Having previously designed shops where shoes seem to walk through the air and protrude from the walls, Nendo’s concept for Camper Stockholm features spirals of white paper-thin material that create display stands for footwear. Rather than actually using paper or cardboard, the designers worked with two-millimetre-thick resin flooring to create the coils in a variety of different heights and thicknesses. “Rolling it in a spiral manner has led to a self-supporting structure serving as a display platform, giving a sense that the shoes are balancing on the paper-like objects,” said Nendo in a statement. LED lighting concealed within the rolls of material illuminate the products from below. One roll has also been half unravelled and laid flat, creating a seating area where customers can try on shoes.
“The variation in not just height and size, but the curling of the structures as well, has created a display space that is visually rich, envelops the customer, and is characterised by three-dimensionality through the use of flat platforms and a partially ‘unravelling’ bench,” said Nendo.
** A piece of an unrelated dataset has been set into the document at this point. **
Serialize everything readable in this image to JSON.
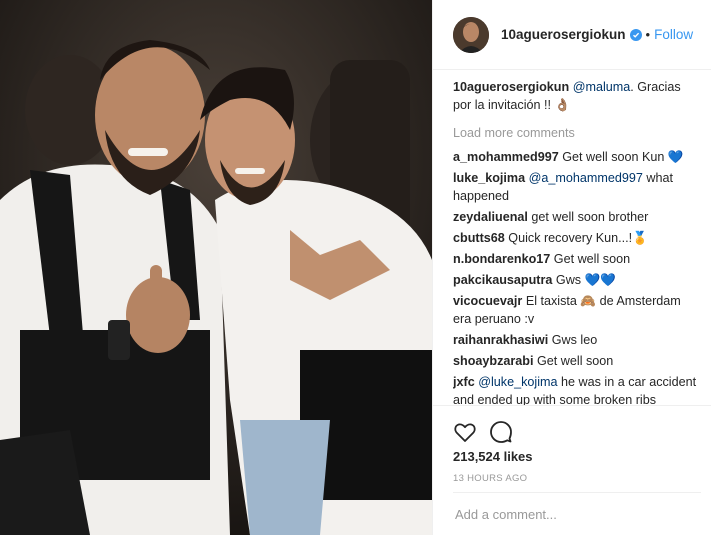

According to the team, the process of shaping the rolls could be compared with the practice of shoemaking. “Taking a soft and thin flat material and giving it form – this is, also, the core idea behind the shoemaking process,” they said. Nendo’s first interior concept for Camper – which featured shoes supported on thin metal rods to create the appearance of footwear walking through the air – was completed in 2012 at the Osaka store and was then rolled out to shops in Paris, San Francisco and Moscow.
Speaking to Dezeen, principal designer Oki Sato said the design was intended to show that “Camper shoes are not for running fast or for luxury, but something to enjoy walking”. The second concept, described by Sato as resembling an “orderly stockroom” and covered in hundreds of white shoes sticking out from the walls, was presented in New York in 2013 and was also used for a store in Madrid. Camper regularly works with external designers – including Japanese architect Kengo Kuma, Chinese studio Neri&Hu, London duo Doshi Levien and Spanish designer Jaime Hayón – to create unique store design and products as part of its ongoing Camper Together project.